Federated learning (FL) is a distributed machine learning paradigm in the Internet of Things (IoT), which allows multiple devices to collaboratively train models without leaking local data. In the open scenario of IoT, malicious devices can launch poisoning attacks to compromise the final model by submitting crafted gradients. Some previous studies defend against poisoning attacks by analyzing the statistical characteristics of plaintext gradients. However, plaintext gradients would expose private information to malicious FL devices or servers. To simultaneously resist poisoning attacks and preserve privacy, cryptography technology can be utilized to obfuscate the gradients in defense methods, but the private calculation of resisting poisoning attack methods will cause efficiency problems, especially imposing unaffordable overhead on resource-limited IoT devices. Therefore, resisting poisoning attacks efficiently while protecting privacy remains a challenge.

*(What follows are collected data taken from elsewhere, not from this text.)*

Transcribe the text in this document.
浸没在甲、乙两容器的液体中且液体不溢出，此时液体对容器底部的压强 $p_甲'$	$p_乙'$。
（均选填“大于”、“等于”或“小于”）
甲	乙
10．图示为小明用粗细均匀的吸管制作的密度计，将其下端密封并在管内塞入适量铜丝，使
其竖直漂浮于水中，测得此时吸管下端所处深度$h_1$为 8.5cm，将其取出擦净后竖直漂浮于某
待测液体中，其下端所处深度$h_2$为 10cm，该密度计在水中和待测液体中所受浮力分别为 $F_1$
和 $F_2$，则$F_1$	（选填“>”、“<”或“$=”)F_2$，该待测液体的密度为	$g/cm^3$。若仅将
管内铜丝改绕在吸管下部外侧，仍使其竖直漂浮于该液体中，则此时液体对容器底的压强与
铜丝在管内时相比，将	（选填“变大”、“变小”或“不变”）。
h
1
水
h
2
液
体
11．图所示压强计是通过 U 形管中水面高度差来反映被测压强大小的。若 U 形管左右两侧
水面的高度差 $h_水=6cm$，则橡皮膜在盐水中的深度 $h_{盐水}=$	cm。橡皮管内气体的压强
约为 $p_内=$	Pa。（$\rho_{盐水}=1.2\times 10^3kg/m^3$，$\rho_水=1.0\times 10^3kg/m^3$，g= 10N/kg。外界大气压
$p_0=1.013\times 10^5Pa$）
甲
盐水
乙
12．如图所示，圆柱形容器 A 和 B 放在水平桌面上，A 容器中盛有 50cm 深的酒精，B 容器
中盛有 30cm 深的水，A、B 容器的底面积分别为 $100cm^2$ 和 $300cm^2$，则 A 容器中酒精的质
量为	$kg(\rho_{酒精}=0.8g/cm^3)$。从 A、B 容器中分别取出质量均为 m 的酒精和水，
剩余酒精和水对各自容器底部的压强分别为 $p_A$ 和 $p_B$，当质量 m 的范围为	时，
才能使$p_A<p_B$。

This paper proposes a secure and privacy-enhanced FL (SPEFL) framework for efficient privacy-preserving and poisoning-resistant federated learning in IoT. We design an efficient secure computation protocol based on a three-server architecture to facilitate the cryptographic computation of large linear and complex nonlinear operators in the method against poisoning attacks. In SPEFL, most of the calculations are efficiently performed on the servers, which will not impose too much burden on resource-limited IoT devices. In addition, we design a security-enhanced verifiable protocol to detect the malicious behavior of the server and guarantee the correctness of FL aggregation results. Experimental and theoretical results demonstrate that SPEFL can efficiently complete FL training meanwhile guaranteeing the accuracy of the model.